As : Activité atriale spontanée, Vs : Activité ventriculaire spontanée, Vp : Activité ventriculaire stimulée, DAV : Délai atrio-ventriculaire.
Exemple d’un réglage en DDI (figure de gauche) et en DDD (figure de droite) chez le même patient, appareillé pour un BAV complet permanent avec activité sinusale normale. En DDI, stimulation ventriculaire à la fréquence minimale réglée, sans synchronisation avec l’activité atriale (activation simultanée sur le dernier complexe).
Le principe de la stimulation bi-ventriculaire sera abordé dans un prochain numéro en détail.
Comprendre la différence entre « Fréquence minimale de stimulation » et « Fréquence maximale synchrone de suivi »
Le réglage d’un stimulateur cardiaque est désigné par le mode de stimulation et par une fréquence de stimulation.
Les stimulateurs réglés sur un mode sans synchronisation atrio-ventriculaire (simples chambre ou DDI) fonctionnent à une fréquence minimale de stimulation. Il s’agit de la période temporelle (qui correspond à 60000 msec/fréquence programmée, 1000 ms pour une fréquence à 60/min par exemple) maximale séparant deux activités, atriales ou ventriculaires.
2 fréquences distinctes sont à régler pour les stimulateurs fonctionnant sur un mode de synchronisation atrio-ventriculaire (VDD, DDD) : La fréquence minimale de stimulation.
- La fréquence maximale synchrone de suivi : il s’agit de la limite de fréquence à partir de laquelle le stimulateur ne stimule plus le ventricule en réponse à une activité atriale spontanée.
- Exemple : Stimulateur double chambre réglé en DDD 60/130 chez un patient en BAV complet. Chaque événement atrial stimulé ou détecté réinitialise un délai de 1000 ms, au-delà duquel surviendra une stimulation atriale. Chacun de ces évènements sera suivi d’une stimulation ventriculaire après le délai AV réglé. Lorsque la fréquence atriale propre dépasse 130/min, la stimulation ventriculaire ne suit plus la cadence auriculaire et se limite à 130/min.
« Fonction de repli » : Astuce du PM lors des passages en FA
Les patients porteurs d’un PM double chambre réglés en VDD ou en DDD ont une stimulation ventriculaire synchronisée sur l’activité auriculaire détectée ou stimulée (en DDD).

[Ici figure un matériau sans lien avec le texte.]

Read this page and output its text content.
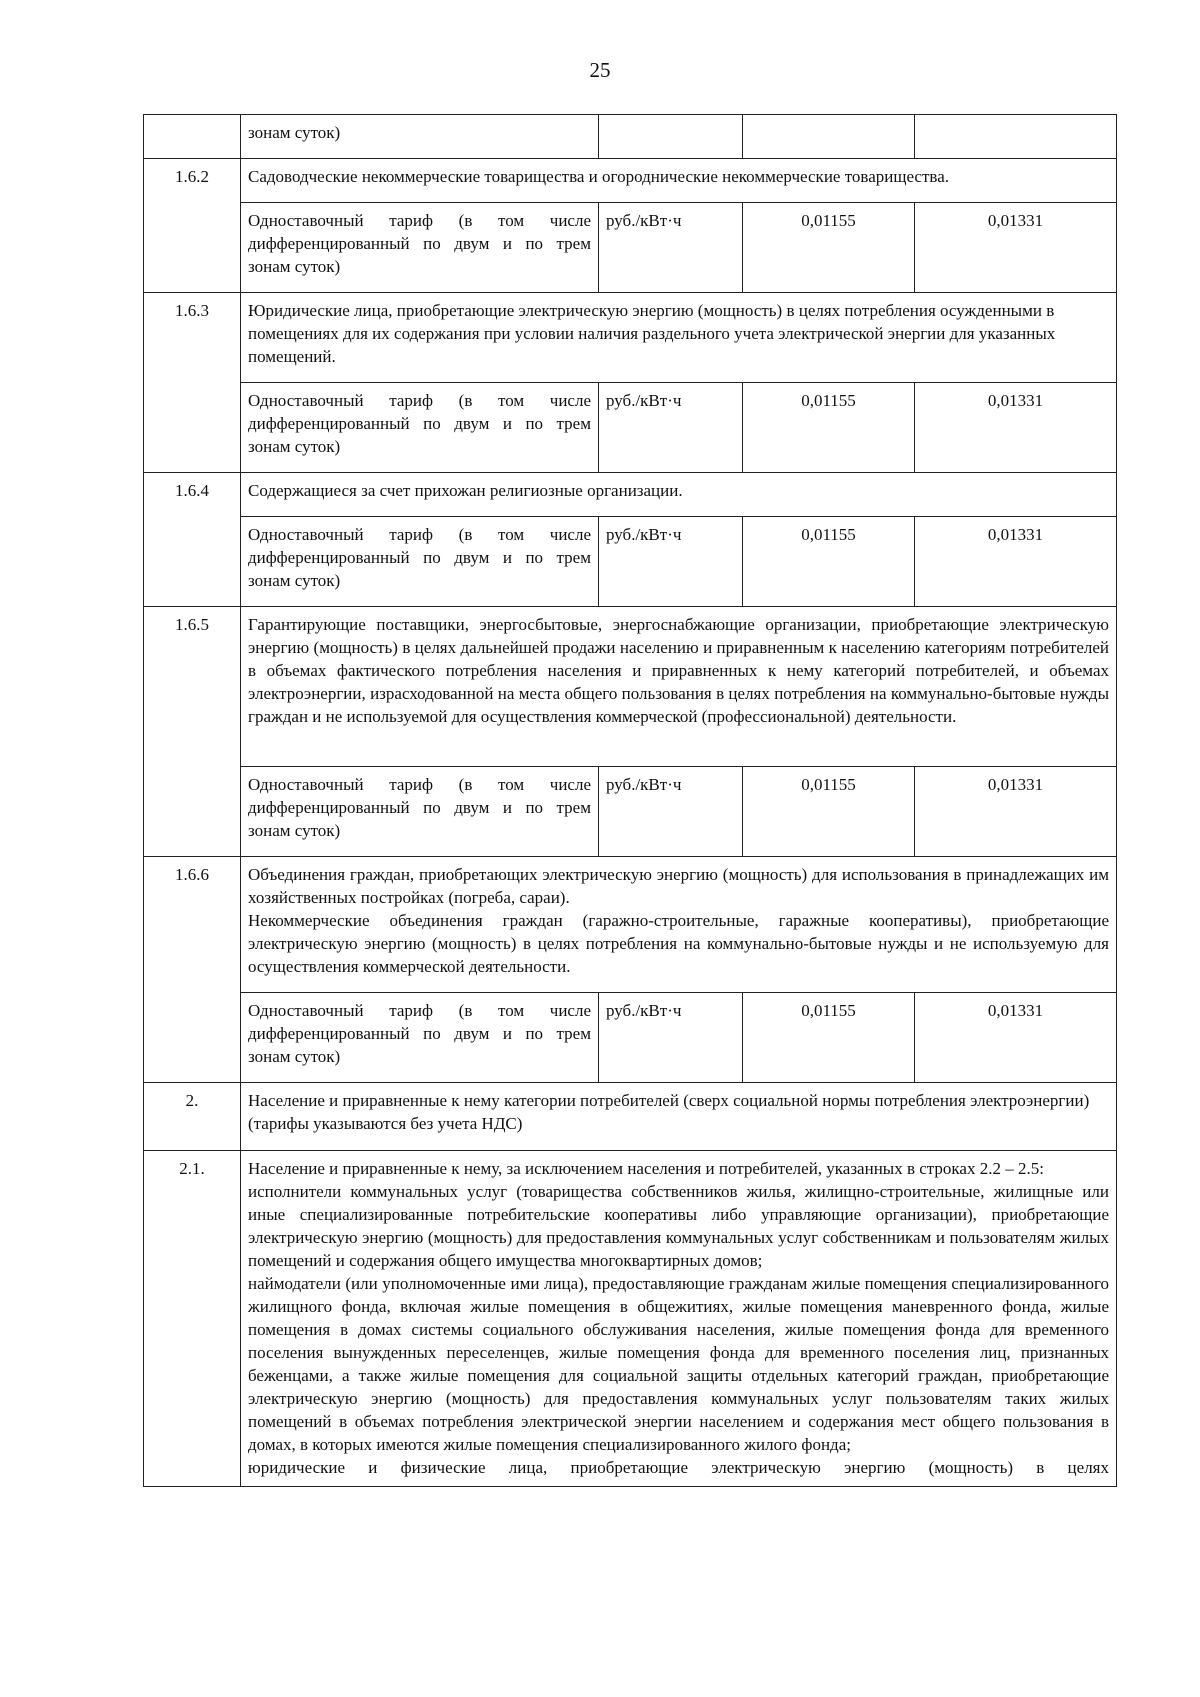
25
	зонам суток)			
1.6.2	Садоводческие некоммерческие товарищества и огороднические некоммерческие товарищества.			
	Одноставочный тариф (в том числе дифференцированный по двум и по трем зонам суток)	руб./кВт·ч	0,01155	0,01331
1.6.3	Юридические лица, приобретающие электрическую энергию (мощность) в целях потребления осужденными в помещениях для их содержания при условии наличия раздельного учета электрической энергии для указанных помещений.			
	Одноставочный тариф (в том числе дифференцированный по двум и по трем зонам суток)	руб./кВт·ч	0,01155	0,01331
1.6.4	Содержащиеся за счет прихожан религиозные организации.			
	Одноставочный тариф (в том числе дифференцированный по двум и по трем зонам суток)	руб./кВт·ч	0,01155	0,01331
1.6.5	Гарантирующие поставщики, энергосбытовые, энергоснабжающие организации, приобретающие электрическую энергию (мощность) в целях дальнейшей продажи населению и приравненным к населению категориям потребителей в объемах фактического потребления населения и приравненных к нему категорий потребителей, и объемах электроэнергии, израсходованной на места общего пользования в целях потребления на коммунально-бытовые нужды граждан и не используемой для осуществления коммерческой (профессиональной) деятельности.			
	Одноставочный тариф (в том числе дифференцированный по двум и по трем зонам суток)	руб./кВт·ч	0,01155	0,01331
1.6.6	Объединения граждан, приобретающих электрическую энергию (мощность) для использования в принадлежащих им хозяйственных постройках (погреба, сараи).
Некоммерческие объединения граждан (гаражно-строительные, гаражные кооперативы), приобретающие электрическую энергию (мощность) в целях потребления на коммунально-бытовые нужды и не используемую для осуществления коммерческой деятельности.			

	Одноставочный тариф (в том числе дифференцированный по двум и по трем зонам суток)	руб./кВт·ч	0,01155	0,01331
2.	Население и приравненные к нему категории потребителей (сверх социальной нормы потребления электроэнергии) (тарифы указываются без учета НДС)			
2.1.	Население и приравненные к нему, за исключением населения и потребителей, указанных в строках 2.2 – 2.5:
исполнители коммунальных услуг (товарищества собственников жилья, жилищно-строительные, жилищные или иные специализированные потребительские кооперативы либо управляющие организации), приобретающие электрическую энергию (мощность) для предоставления коммунальных услуг собственникам и пользователям жилых помещений и содержания общего имущества многоквартирных домов;
наймодатели (или уполномоченные ими лица), предоставляющие гражданам жилые помещения специализированного жилищного фонда, включая жилые помещения в общежитиях, жилые помещения маневренного фонда, жилые помещения в домах системы социального обслуживания населения, жилые помещения фонда для временного поселения вынужденных переселенцев, жилые помещения фонда для временного поселения лиц, признанных беженцами, а также жилые помещения для социальной защиты отдельных категорий граждан, приобретающие электрическую энергию (мощность) для предоставления коммунальных услуг пользователям таких жилых помещений в объемах потребления электрической энергии населением и содержания мест общего пользования в домах, в которых имеются жилые помещения специализированного жилого фонда;
юридические и физические лица, приобретающие электрическую энергию (мощность) в целях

Or, en cas de passage en FA, une stimulation ventriculaire secondaire à chaque activité atriale (jusqu’à la fréquence maximale de suivi) engendrerait une tachycardie qui durerait autant que dure le trouble du rythme atrial. Il existe un changement de mode de fonctionnement dans ce cas vers un mode de stimulation ventriculaire asynchrone par rapport à l’activité atriale (DDI si DDD initialement ou VDI si VDD initialement), tout en continuant à détecter l’activité atriale pour pouvoir rebasculer en mode classique lors de la sortie de la FA. Cette fonction (appelée repli) se déclenche au-delà d’une fréquence atriale réglable avec un retour au mode initial lors de la diminution de la fréquence atriale.

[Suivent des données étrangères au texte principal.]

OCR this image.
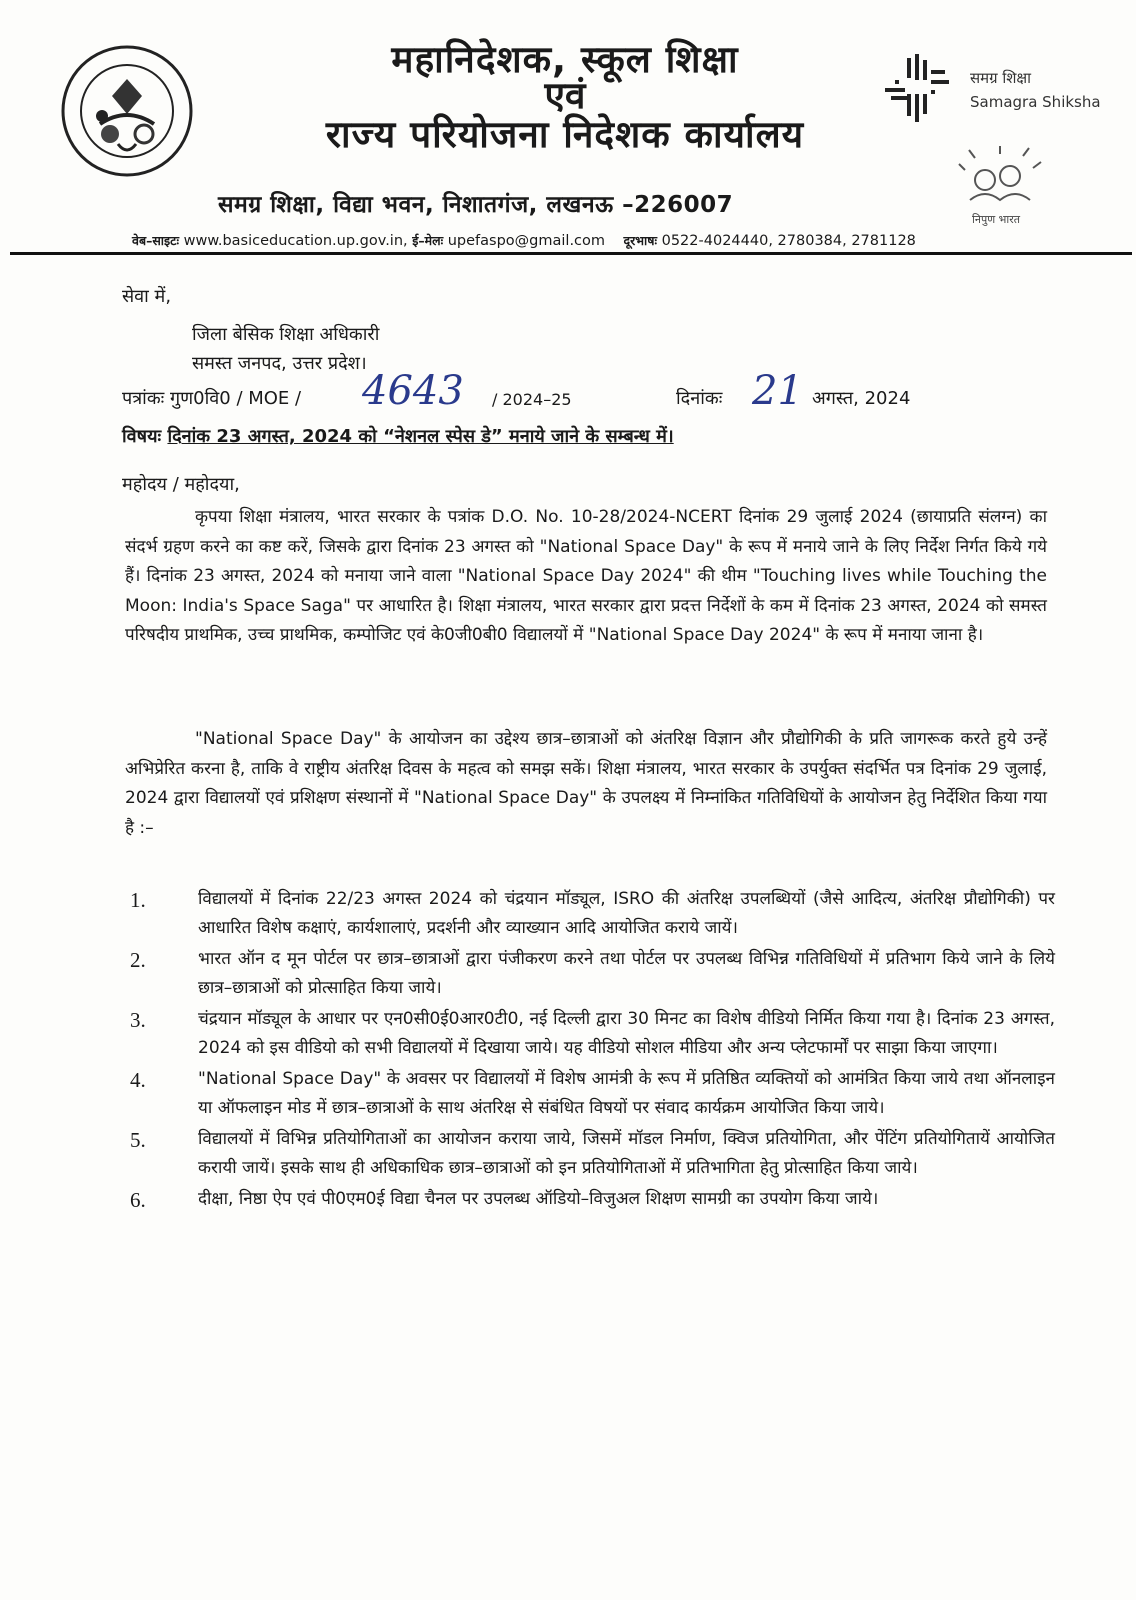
महानिदेशक, स्कूल शिक्षा
एवं
राज्य परियोजना निदेशक कार्यालय
समग्र शिक्षा, विद्या भवन, निशातगंज, लखनऊ –226007
समग्र शिक्षा
Samagra Shiksha
निपुण भारत
वेब–साइटः www.basiceducation.up.gov.in, ई–मेलः upefaspo@gmail.com दूरभाषः 0522-4024440, 2780384, 2781128
सेवा में,
जिला बेसिक शिक्षा अधिकारी
समस्त जनपद, उत्तर प्रदेश।
पत्रांकः गुण0वि0 / MOE / 4643 / 2024–25	दिनांकः 21 अगस्त, 2024
विषयः दिनांक 23 अगस्त, 2024 को “नेशनल स्पेस डे” मनाये जाने के सम्बन्ध में।
महोदय / महोदया,
कृपया शिक्षा मंत्रालय, भारत सरकार के पत्रांक D.O. No. 10-28/2024-NCERT दिनांक 29 जुलाई 2024 (छायाप्रति संलग्न) का संदर्भ ग्रहण करने का कष्ट करें, जिसके द्वारा दिनांक 23 अगस्त को "National Space Day" के रूप में मनाये जाने के लिए निर्देश निर्गत किये गये हैं। दिनांक 23 अगस्त, 2024 को मनाया जाने वाला "National Space Day 2024" की थीम "Touching lives while Touching the Moon: India's Space Saga" पर आधारित है। शिक्षा मंत्रालय, भारत सरकार द्वारा प्रदत्त निर्देशों के कम में दिनांक 23 अगस्त, 2024 को समस्त परिषदीय प्राथमिक, उच्च प्राथमिक, कम्पोजिट एवं के0जी0बी0 विद्यालयों में "National Space Day 2024" के रूप में मनाया जाना है।
"National Space Day" के आयोजन का उद्देश्य छात्र–छात्राओं को अंतरिक्ष विज्ञान और प्रौद्योगिकी के प्रति जागरूक करते हुये उन्हें अभिप्रेरित करना है, ताकि वे राष्ट्रीय अंतरिक्ष दिवस के महत्व को समझ सकें। शिक्षा मंत्रालय, भारत सरकार के उपर्युक्त संदर्भित पत्र दिनांक 29 जुलाई, 2024 द्वारा विद्यालयों एवं प्रशिक्षण संस्थानों में "National Space Day" के उपलक्ष्य में निम्नांकित गतिविधियों के आयोजन हेतु निर्देशित किया गया है :–
1.	विद्यालयों में दिनांक 22/23 अगस्त 2024 को चंद्रयान मॉड्यूल, ISRO की अंतरिक्ष उपलब्धियों (जैसे आदित्य, अंतरिक्ष प्रौद्योगिकी) पर आधारित विशेष कक्षाएं, कार्यशालाएं, प्रदर्शनी और व्याख्यान आदि आयोजित कराये जायें।
2.	भारत ऑन द मून पोर्टल पर छात्र–छात्राओं द्वारा पंजीकरण करने तथा पोर्टल पर उपलब्ध विभिन्न गतिविधियों में प्रतिभाग किये जाने के लिये छात्र–छात्राओं को प्रोत्साहित किया जाये।
3.	चंद्रयान मॉड्यूल के आधार पर एन0सी0ई0आर0टी0, नई दिल्ली द्वारा 30 मिनट का विशेष वीडियो निर्मित किया गया है। दिनांक 23 अगस्त, 2024 को इस वीडियो को सभी विद्यालयों में दिखाया जाये। यह वीडियो सोशल मीडिया और अन्य प्लेटफार्मों पर साझा किया जाएगा।
4.	"National Space Day" के अवसर पर विद्यालयों में विशेष आमंत्री के रूप में प्रतिष्ठित व्यक्तियों को आमंत्रित किया जाये तथा ऑनलाइन या ऑफलाइन मोड में छात्र–छात्राओं के साथ अंतरिक्ष से संबंधित विषयों पर संवाद कार्यक्रम आयोजित किया जाये।
5.	विद्यालयों में विभिन्न प्रतियोगिताओं का आयोजन कराया जाये, जिसमें मॉडल निर्माण, क्विज प्रतियोगिता, और पेंटिंग प्रतियोगितायें आयोजित करायी जायें। इसके साथ ही अधिकाधिक छात्र–छात्राओं को इन प्रतियोगिताओं में प्रतिभागिता हेतु प्रोत्साहित किया जाये।
6.	दीक्षा, निष्ठा ऐप एवं पी0एम0ई विद्या चैनल पर उपलब्ध ऑडियो–विजुअल शिक्षण सामग्री का उपयोग किया जाये।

Principe pratique du Test à l’aimant
L’application d’un aimant sur un stimulateur cardiaque déclenche une stimulation asynchrone, à haut voltage, à une fréquence donnée différente selon la marque du stimulateur.
Ce test peut avoir différents intérêts, essentiellement en l’absence de programmateur :
1- Connaître la marque du boitier de pacemaker : si elle est inconnue, grâce à la fréquence sous aimant (Biotronik: 90/min, Boston 100/min, Medtronic : 85/min les 3 premiers battements puis 100/min, Sorin : 96/min et St Jude Medical : 98.65/min). Ces fréquences changent lors de l’usure des boîtiers et sont donc essentiellement utilisables pour des boitiers suffisamment récents
2- Forcer la stimulation : via la sonde ventriculaire ou via les deux sondes en fonction du type de stimulateur (mono ou double chambre). Cela permet de connaître le nombre d’électrodes susceptibles de stimuler, si les spikes correspondants sont absents de l’ECG, et de déduire les causes d’une éventuelle anomalie de fonctionnement :
- Surdétection par le stimulateur : auquel cas l’aimant fait apparaître une stimulation.
- Défaut de capture : spike ne capturant pas.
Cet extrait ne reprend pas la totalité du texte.